Deckhead: Group wants county to require special-use permit for Canadian water bottling company
VERONA — Efforts by a group of residents opposed to a water operation at Seawright Springs will take their fight to the Augusta County Board of Zoning Appeals on July 3.
Robin Hawks, a member of Friends of Seawright Springs, said the group is asking the BZA to vacate a decision by Zoning Administrator Sandy Bunch to allow Ontario, Canada-based Flow Alkaline Spring Water to operate without seeking a new permit for the site near Mount Sidney.
“We want [the appeals board] to ask Flow to come back for a special-use permit,” Hawks said Thursday.
On Wednesday night, Hawks appeared before the Augusta County Board of Supervisors, requesting that supervisors stay any activity at the spring on the part of the company until the BZA can hear the appeal.
“We are concerned that Flow is allowed to operate during the appeal,” Hawks told supervisors.
Supervisors took no action following her request.
A request for comment from Bunch was unsuccessful Thursday.
On April 30, Gov.

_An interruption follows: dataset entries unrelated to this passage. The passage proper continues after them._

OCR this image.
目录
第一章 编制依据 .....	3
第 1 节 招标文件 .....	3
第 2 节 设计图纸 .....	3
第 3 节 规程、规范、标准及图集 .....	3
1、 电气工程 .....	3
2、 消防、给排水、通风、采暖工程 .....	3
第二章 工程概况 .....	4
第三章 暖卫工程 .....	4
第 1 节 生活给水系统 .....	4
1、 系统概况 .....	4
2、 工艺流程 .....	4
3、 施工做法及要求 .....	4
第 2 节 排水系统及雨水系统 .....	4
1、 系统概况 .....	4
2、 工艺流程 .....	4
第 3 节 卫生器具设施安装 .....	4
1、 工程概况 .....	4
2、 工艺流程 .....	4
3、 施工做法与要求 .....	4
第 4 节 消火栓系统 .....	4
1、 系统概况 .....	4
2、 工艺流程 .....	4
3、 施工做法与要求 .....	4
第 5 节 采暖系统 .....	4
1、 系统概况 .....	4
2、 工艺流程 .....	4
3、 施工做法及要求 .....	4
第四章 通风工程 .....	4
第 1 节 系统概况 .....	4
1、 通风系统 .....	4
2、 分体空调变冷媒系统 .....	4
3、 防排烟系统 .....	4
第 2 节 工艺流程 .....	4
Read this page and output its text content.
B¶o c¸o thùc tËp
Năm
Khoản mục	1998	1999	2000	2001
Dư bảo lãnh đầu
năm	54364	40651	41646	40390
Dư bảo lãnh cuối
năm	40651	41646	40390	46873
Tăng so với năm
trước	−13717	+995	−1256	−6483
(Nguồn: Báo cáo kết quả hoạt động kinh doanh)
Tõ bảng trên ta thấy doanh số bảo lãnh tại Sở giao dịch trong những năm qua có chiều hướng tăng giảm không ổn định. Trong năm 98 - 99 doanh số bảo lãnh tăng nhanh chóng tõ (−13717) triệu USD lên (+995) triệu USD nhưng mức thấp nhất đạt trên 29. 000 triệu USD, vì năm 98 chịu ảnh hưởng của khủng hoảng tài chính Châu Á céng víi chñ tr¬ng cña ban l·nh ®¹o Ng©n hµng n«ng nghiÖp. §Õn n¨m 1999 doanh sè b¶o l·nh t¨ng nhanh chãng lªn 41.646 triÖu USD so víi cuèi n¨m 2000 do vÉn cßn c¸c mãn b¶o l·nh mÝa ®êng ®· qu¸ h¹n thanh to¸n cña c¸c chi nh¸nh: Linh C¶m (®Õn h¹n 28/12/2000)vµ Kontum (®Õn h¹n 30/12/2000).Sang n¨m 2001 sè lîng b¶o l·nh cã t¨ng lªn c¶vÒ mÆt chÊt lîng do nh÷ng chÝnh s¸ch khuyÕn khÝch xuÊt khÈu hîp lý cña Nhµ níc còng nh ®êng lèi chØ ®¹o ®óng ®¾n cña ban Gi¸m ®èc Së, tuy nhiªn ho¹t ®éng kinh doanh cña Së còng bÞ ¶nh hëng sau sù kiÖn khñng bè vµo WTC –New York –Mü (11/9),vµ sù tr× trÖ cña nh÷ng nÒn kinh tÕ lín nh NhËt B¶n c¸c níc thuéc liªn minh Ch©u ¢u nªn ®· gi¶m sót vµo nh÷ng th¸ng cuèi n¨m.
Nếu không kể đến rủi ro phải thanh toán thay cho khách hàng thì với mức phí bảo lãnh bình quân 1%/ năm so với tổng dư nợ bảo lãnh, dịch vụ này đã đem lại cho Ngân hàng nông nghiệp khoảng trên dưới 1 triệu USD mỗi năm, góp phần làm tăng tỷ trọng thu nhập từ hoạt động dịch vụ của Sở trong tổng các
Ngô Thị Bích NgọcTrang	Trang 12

Ralph Northam’s office released a joint statement with other state and Augusta County officials announcing that Flow would invest $15.5 million to establish its first U.S. manufacturing facility at Seawright Springs.
But dozens of residents and property owners in the rural area surrounding the springs immediately began voicing their opposition even before the official announcement of the company’s plans.
The group, which has since become known as Friends of Seawright Springs, has cited concerns that a large-scale water operation may irreparably harm the spring that supplies the rural community with its drinking water. Area farms also depend on water from the spring for their livestock.
In addition, residents say any increase in the amount of large-truck traffic will pose safety hazards on the narrow country roads, which are often filled with students traveling to and from three nearby schools — Fort Defiance High, Clymore Elementary and S. Gordon Stewart Middle schools.
A Flow representative, in an email response to questions following the announcement that it would be coming to Augusta County, said that the company manages its “sources to ensure we only use a small fraction of the abundant water that nature provides, and we don’t interrupt the natural flow of spring water through the environment” and employs “rigorous water monitoring programs run by professional hydrologists.”
During the board’s May 8 meeting, Augusta County Administrator Timothy Fitzgerald, reiterated public statements he had made following the April 30 announcement.
Fitzgerald said Flow will be limited to nine semitrailers a day based on a 1996 permit issued to a previous landowner, keeping the daily draw to less than 100,000 gallons. Further, he said as long as Flow doesn’t expand its operation beyond that, the company will have no need for a special-use permit for the project.
He also said that as long as the truck traffic is within the permissible amount, it does not trigger a traffic study by the Virginia Department of Transportation.
Since that meeting, Friends of Seawright Springs has retained the Harrisonburg law firm of BotkinRose to pursue its case.
Hawks said county officials are using a letter issued to a previous property owner more than 20 years ago for the basis of their claim for permitted uses at the site. The zoning administrator’s decision to allow Flow to operate under this letter is incorrect in Hawks’ estimation.
“The 1996 letter basically says any changes will require a new permit,” she said. “[Flow is] pumping groundwater. [The owners] in the 1970s and ‘80s got their water from the catchment. … This is a substantial change, but the county never required a special-use permit.”
She said that based on state law, all work at the springs should be stopped until the BZA hears the appeal.
“Everything the county has done … has not been following proper procedures,” Hawks said. “The county has to enforce Virginia code. … They just ignored that.”